C++ Logo

sg16

Advanced search

Re: [SG16] Is the concept of basic execution character sets useful?

From: Corentin <corentin.jabot_at_[hidden]>
Date: Wed, 27 Jan 2021 17:53:58 +0100
On Wed, Jan 27, 2021 at 5:50 PM Steve Downey <sdowney_at_[hidden]> wrote:

> The basic execution character set is the basic source execution character
> set plus the mandatory control codes, and is what you need to express the
> mandatory C characters in the execution space, without discussing what the
> encoding actually is. When there was much wider variance in what character
> sets included which characters it was far more important in figuring out
> how to port the language.
>

If there was a theoretical encoding that had no bell for example, would
that break C++ in anyway?


>
> On Wed, Jan 27, 2021 at 4:04 AM Corentin via SG16 <sg16_at_[hidden]>
> wrote:
>
>>
>>
>> On Wed, Jan 27, 2021 at 9:59 AM Peter Brett <pbrett_at_[hidden]> wrote:
>>
>>> Hi Corentin,
>>>
>>>
>>>
>>> This certainly seems like a possible simplification to me.
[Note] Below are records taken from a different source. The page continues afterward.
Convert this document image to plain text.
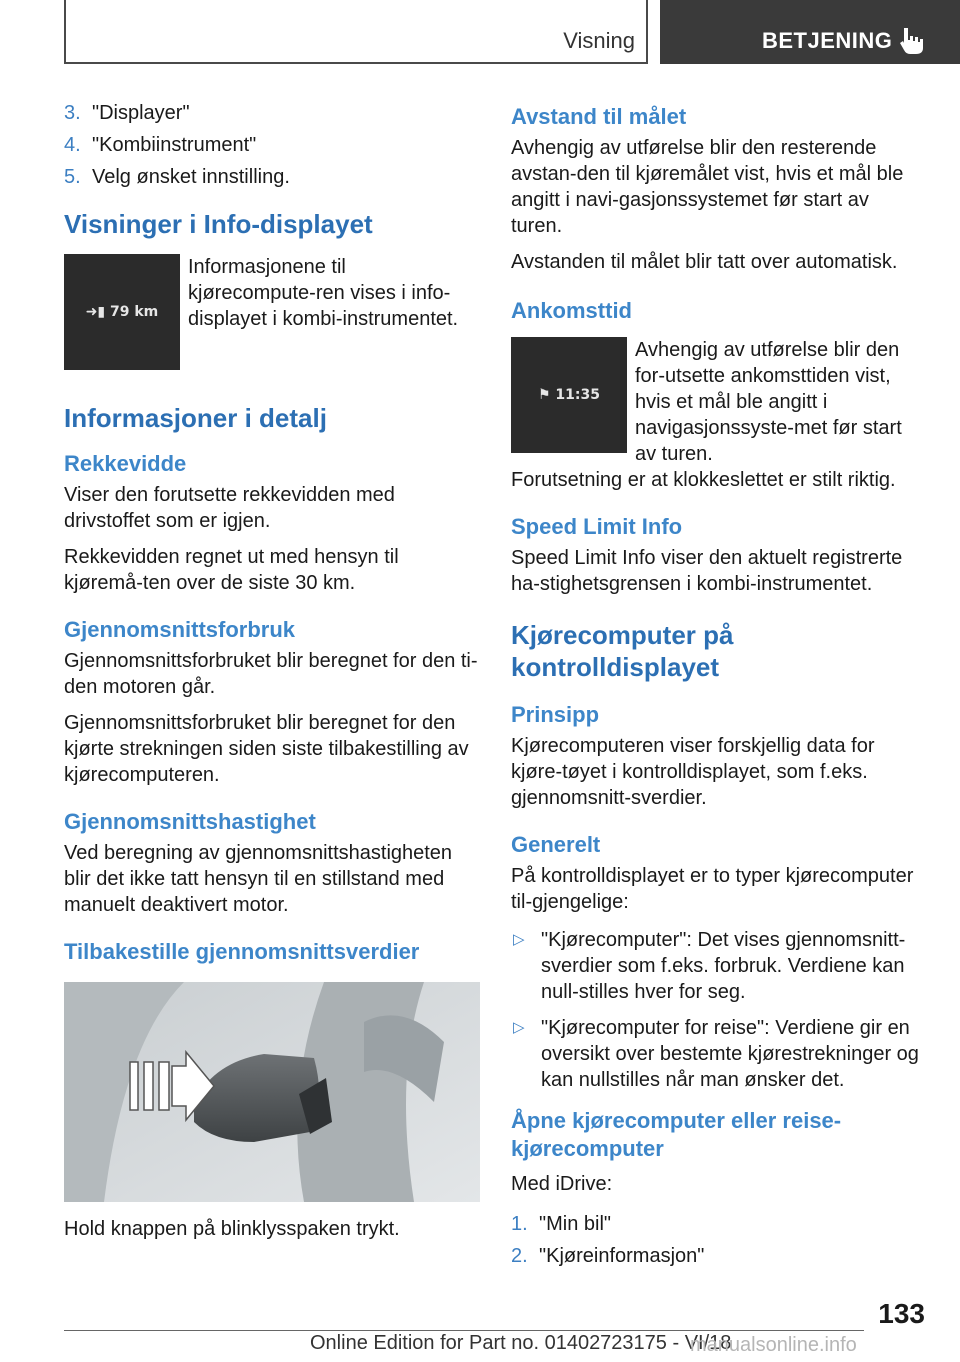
Visning	BETJENING
3. "Displayer"
4. "Kombiinstrument"
5. Velg ønsket innstilling.
Visninger i Info-displayet
➜▮ 79 km

Informasjonene til kjørecompute-ren vises i info-displayet i kombi-instrumentet.

Informasjoner i detalj
Rekkevidde

Viser den forutsette rekkevidden med drivstoffet som er igjen.

Rekkevidden regnet ut med hensyn til kjøremå-ten over de siste 30 km.

Gjennomsnittsforbruk

Gjennomsnittsforbruket blir beregnet for den ti-den motoren går.

Gjennomsnittsforbruket blir beregnet for den kjørte strekningen siden siste tilbakestilling av kjørecomputeren.

Gjennomsnittshastighet

Ved beregning av gjennomsnittshastigheten blir det ikke tatt hensyn til en stillstand med manuelt deaktivert motor.

Tilbakestille gjennomsnittsverdier

Hold knappen på blinklysspaken trykt.

Avstand til målet

Avhengig av utførelse blir den resterende avstan-den til kjøremålet vist, hvis et mål ble angitt i navi-gasjonssystemet før start av turen.

Avstanden til målet blir tatt over automatisk.

Ankomsttid
⚑ 11:35

Avhengig av utførelse blir den for-utsette ankomsttiden vist, hvis et mål ble angitt i navigasjonssyste-met før start av turen.

Forutsetning er at klokkeslettet er stilt riktig.

Speed Limit Info

Speed Limit Info viser den aktuelt registrerte ha-stighetsgrensen i kombi-instrumentet.

Kjørecomputer på kontrolldisplayet
Prinsipp

Kjørecomputeren viser forskjellig data for kjøre-tøyet i kontrolldisplayet, som f.eks. gjennomsnitt-sverdier.

Generelt

På kontrolldisplayet er to typer kjørecomputer til-gjengelige:

▷ "Kjørecomputer": Det vises gjennomsnitt-sverdier som f.eks. forbruk. Verdiene kan null-stilles hver for seg.
▷ "Kjørecomputer for reise": Verdiene gir en oversikt over bestemte kjørestrekninger og kan nullstilles når man ønsker det.
Åpne kjørecomputer eller reise-kjørecomputer

Med iDrive:

1. "Min bil"
2. "Kjøreinformasjon"
133
Online Edition for Part no. 01402723175 - VI/18
manualsonline.info
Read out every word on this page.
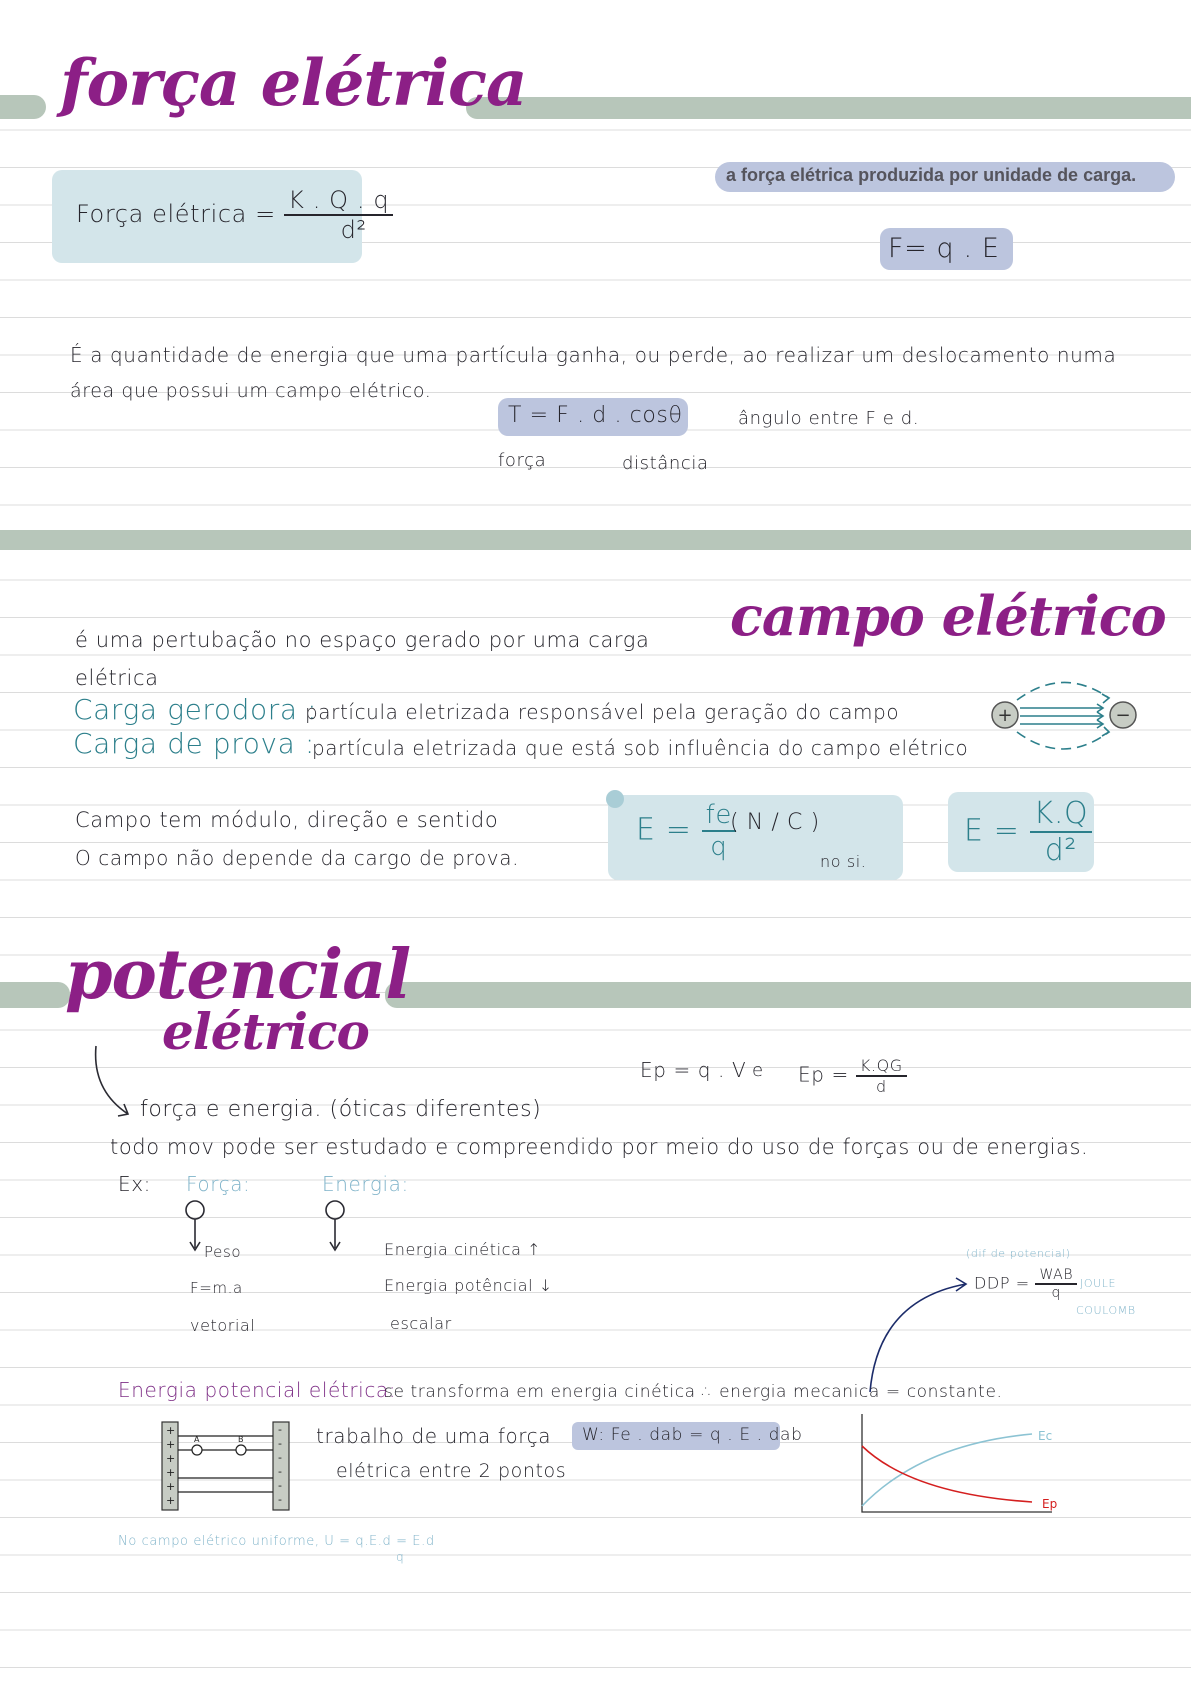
força elétrica
Força elétrica = $\frac{K . Q . q}{\text{d²}}$
a força elétrica produzida por unidade de carga.
F= q . E
É a quantidade de energia que uma partícula ganha, ou perde, ao realizar um deslocamento numa
área que possui um campo elétrico.
T = F . d . cosθ	ângulo entre F e d.
força	distância
campo elétrico
é uma pertubação no espaço gerado por uma carga
elétrica
Carga gerodora :
partícula eletrizada responsável pela geração do campo
Carga de prova :
partícula eletrizada que está sob influência do campo elétrico
+	−
Campo tem módulo, direção e sentido
O campo não depende da cargo de prova.
$E = \frac{fe}{q}$
( N / C )
no si.
$E = \frac{K.Q}{\text{d²}}$
potencial
elétrico
Ep = q . V e $Ep = \frac{K.QG}{d}$
força e energia. (óticas diferentes)
todo mov pode ser estudado e compreendido por meio do uso de forças ou de energias.
Ex: Força:	Energia:
Peso
F=m.a
vetorial
Energia cinética ↑
Energia potêncial ↓
escalar
(dif de potencial)
DDP = $\frac{\text{WAB}}{q}$ JOULE
COULOMB
Energia potencial elétrica:
se transforma em energia cinética ∴ energia mecanica = constante.
+
+
+
+
+
+
-
-
-
-
-
-
A	B	trabalho de uma força
elétrica entre 2 pontos
W: Fe . dab = q . E . dab	Ec
Ep
No campo elétrico uniforme, U = q.E.d = E.d
q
Out of
>>> interest, did you manage to find out **why** the concept of the basic
>>> execution character set was added to the standard in the first place?
>>>
>>
>> Alas I didn't, but it goes back to at least C89
>>
>>
>>>
>>>
>>> Peter
>>>
>>>
>>>
>>> *From:* SG16 <sg16-bounces_at_[hidden]> *On Behalf Of *Corentin
>>> via SG16
>>> *Sent:* 27 January 2021 08:57
>>> *To:* SG16 <sg16_at_[hidden]>
>>> *Cc:* Corentin <corentin.jabot_at_[hidden]>
>>> *Subject:* [SG16] Is the concept of basic execution character sets
>>> useful?
>>>
>>>
>>>
>>> EXTERNAL MAIL
>>>
>>> Hello,
>>>
>>>
>>>
>>> Very quick reminder, using C++20 terminology
>>>
>>> We have:
>>>
>>>
>>>
>>> - basic source character set, which, while of limited use in the core
>>> language is used quite a bit in the library as a proxy for "displayable
>>> characters available in all encodings", which removal would then be
>>> slightly more involved.
>>>
>>>
>>>
>>> - The execution character set(s) which describe actual character sets
>>> used during evaluation and are therefore necessary.
>>>
>>>
>>>
>>> - The basic execution character set, which is a super set of the basic
>>> source character set
>>>
>>> and a subset of all execution character sets.
>>>
>>>
>>>
>>> It's strictly basic source character set + alert + backspace +
>>> carriage return + NULL
>>>
>>>
>>>
>>> Nowhere is it used in the library.
>>>
>>> It is not used in the core language either, except of course that we
>>> need to prescribe that NULL is encoded as 0 and that digits are encoded
>>> sequentially.
>>>
>>>
>>>
>>> While alert + backspace + carriage return are mentioned in escape
>>> sequences, if a theoretical encoding would miss these characters, there
>>> would be no further ill-effect on the behavior of the standard.
>>>
>>>
>>>
>>> The main change on top of the C++20 wording would be as follow
>>>
>>>
>>>
>>> The basic execution character set and the basic execution
>>> wide-character set shall each contain all the members of the basic source
>>> character set, plus control characters representing alert, backspace,
>>> and carriage return, plus a null character (respectively, null wide
>>> character), whose value is 0. For each basic execution character set,
>>> the values of the members shall be non-negative and distinct from one
>>> another. In both the source and execution basic character sets, the value
>>> of each character after 0 in the above list of decimal digits shall be one
>>> greater than the value of the previous. The execution character set and
>>> the execution wide-character set are implementation-defined supersets of
>>> the basic execution character set and the basic execution wide-character
>>> set, respectively. The values of the members of the execution character
>>> sets and the sets of additional members are locale-specific.
>>>
>>>
>>>
>>> Any reason why we should not do this?
>>>
>>>
>>>
>>> (As always, I'm interested in having a simple model with no
>>> unnecessary terminology as, as observed these past few months, it has a
>>> tendency to hinder our collective understanding)
>>>
>>>
>>>
>>> Corentin
>>>
>>>
>>>
>>>
>>>
>>>
>>>
>>>
>>>
>>>
>>>
>> --
>> SG16 mailing list
>> SG16_at_[hidden]
>> https://lists.isocpp.org/mailman/listinfo.cgi/sg16
>>
>

Received on 2021-01-27 10:54:11